Aligning to business goals
Having risk categories is important, but they are meaningless if not aligned to the strategic goals of the business. So, Howson’s next step was to understand the governing body’s (namely the shareholders’ and the executive directors’) risk appetite and attitude to risk.
Howson says: “Those are two very different things. Attitude is defined by people’s backgrounds, experiences, cultures… the scars on the back, whereas appetite is how much of that risk are they actually willing to accept.”
To achieve this, the team worked with business owners and stakeholders to refine the risk categories further so that it was possible to do a risk assessment and understand the specific controls that were in place or available to manage a response to each primary threat category.
“Attitude is defined by people’s backgrounds, experiences, cultures… the scars on the back, whereas appetite is how much of that risk are they actually willing to accept.”
This was then filtered down through the tier 2 and 3 risks, until the firm eventually arrived at a qualitative enterprise exercise where each risk has been assessed and scored on an inherent and residual basis, controls had been documented and assessed for effectiveness, and the residual risk profile had been plotted against the directors’ risk appetites.
Howson explains: “That really gives us an enterprise risk view of where we’re operating outside of tolerance and where the key focus areas are in terms of the mitigating actions to bring those risks back within our appetite.”
The initial appetite and attitude assessments were carried out in a qualitative way, but Howson says that the next phase for Norton is to move to a more quantitative model where these are driven by data and key risk indicators.
Overcoming challenges
Howson says that education and engagement was a central pillar of the project, pointing out that risk management as an academic concept was new to many people, and that it was important for everyone to understand why a framework was a valuable tool to implement.
He explains: “Trying to explain the technicalities around some of the terminology that we’re using such as risk responses, risk appetite statements, inherent and residual risk assessments, materiality matrix etc [was important]… Really explaining it to people who don’t have risk practitioner backgrounds and then trying to sell the benefit of a model and how it can feed into enhanced governance, systems and controls, and better strategic decision making for the organisation.
He says that getting past the mindset of risk management as a compliance tool or regulatory tick-box is critical.

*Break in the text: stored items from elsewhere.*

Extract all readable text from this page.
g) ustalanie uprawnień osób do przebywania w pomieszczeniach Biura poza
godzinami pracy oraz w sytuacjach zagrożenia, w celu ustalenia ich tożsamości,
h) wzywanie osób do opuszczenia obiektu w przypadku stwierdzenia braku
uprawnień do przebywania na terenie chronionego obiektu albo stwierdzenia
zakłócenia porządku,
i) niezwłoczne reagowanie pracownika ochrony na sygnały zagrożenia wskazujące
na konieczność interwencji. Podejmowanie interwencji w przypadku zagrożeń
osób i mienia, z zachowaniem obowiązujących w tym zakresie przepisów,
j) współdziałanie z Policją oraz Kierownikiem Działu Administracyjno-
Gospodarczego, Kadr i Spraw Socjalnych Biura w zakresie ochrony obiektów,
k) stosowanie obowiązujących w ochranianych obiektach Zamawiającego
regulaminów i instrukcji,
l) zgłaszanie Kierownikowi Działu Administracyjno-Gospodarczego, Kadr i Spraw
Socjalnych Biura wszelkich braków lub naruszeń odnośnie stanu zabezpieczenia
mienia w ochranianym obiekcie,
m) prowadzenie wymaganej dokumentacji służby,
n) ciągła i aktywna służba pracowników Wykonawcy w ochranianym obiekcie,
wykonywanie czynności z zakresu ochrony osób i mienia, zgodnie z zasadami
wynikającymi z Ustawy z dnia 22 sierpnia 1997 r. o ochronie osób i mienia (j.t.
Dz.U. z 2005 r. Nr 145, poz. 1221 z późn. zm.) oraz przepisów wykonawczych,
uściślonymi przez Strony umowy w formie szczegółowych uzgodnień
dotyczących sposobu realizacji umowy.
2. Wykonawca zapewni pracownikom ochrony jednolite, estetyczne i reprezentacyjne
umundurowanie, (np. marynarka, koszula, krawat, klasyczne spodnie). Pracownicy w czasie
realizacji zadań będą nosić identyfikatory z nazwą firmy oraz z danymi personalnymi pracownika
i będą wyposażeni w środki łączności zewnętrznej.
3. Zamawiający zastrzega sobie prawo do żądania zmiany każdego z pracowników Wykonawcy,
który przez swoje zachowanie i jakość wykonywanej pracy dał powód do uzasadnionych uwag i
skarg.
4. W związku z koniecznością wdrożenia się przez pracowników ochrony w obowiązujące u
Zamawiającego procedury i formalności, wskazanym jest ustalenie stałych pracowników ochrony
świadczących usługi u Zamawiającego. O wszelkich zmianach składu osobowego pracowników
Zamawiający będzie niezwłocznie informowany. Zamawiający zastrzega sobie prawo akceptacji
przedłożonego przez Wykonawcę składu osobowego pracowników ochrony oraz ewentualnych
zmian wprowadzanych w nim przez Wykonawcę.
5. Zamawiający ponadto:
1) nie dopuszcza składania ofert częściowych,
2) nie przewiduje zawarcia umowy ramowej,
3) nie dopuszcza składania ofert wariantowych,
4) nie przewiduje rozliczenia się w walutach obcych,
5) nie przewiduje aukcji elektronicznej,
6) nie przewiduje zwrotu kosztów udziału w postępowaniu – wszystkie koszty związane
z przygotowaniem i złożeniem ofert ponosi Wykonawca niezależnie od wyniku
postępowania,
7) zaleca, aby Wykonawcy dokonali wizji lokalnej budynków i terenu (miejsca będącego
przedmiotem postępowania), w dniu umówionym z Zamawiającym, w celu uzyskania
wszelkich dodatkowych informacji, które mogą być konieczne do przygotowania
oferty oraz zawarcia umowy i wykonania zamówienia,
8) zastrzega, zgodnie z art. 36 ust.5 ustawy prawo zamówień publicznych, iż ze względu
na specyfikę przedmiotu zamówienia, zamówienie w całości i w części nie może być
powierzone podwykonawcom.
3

And that the key to this is using a risk management framework that will ultimately help the business achieve its ambitions.
“The reason why we manage risk is so that we can take risk, identifying the upside of opportunity risk is equally as important as trying to mitigate the downside.”
He concludes: “My approach from the outset was that it does enhance regulatory compliance but it’s more around enhancing the quality of the decisions that you make and ensuring that you are considering all angles before you pull the trigger.
“If you do that consistently and consider risk within all your governance procedures it will result in many benefits. One is a reduction in operational loss through reduced incidents, but it’s not just about that. The reason why we manage risk is so that we can take risk, identifying the upside of opportunity risk is equally as important as trying to mitigate the downside.
“When I was trying to educate people and convince them to pay money for a system that they didn’t have before, it needed to be very much seen as an opportunity to enhance the growth ambitions of the organisation in the future.”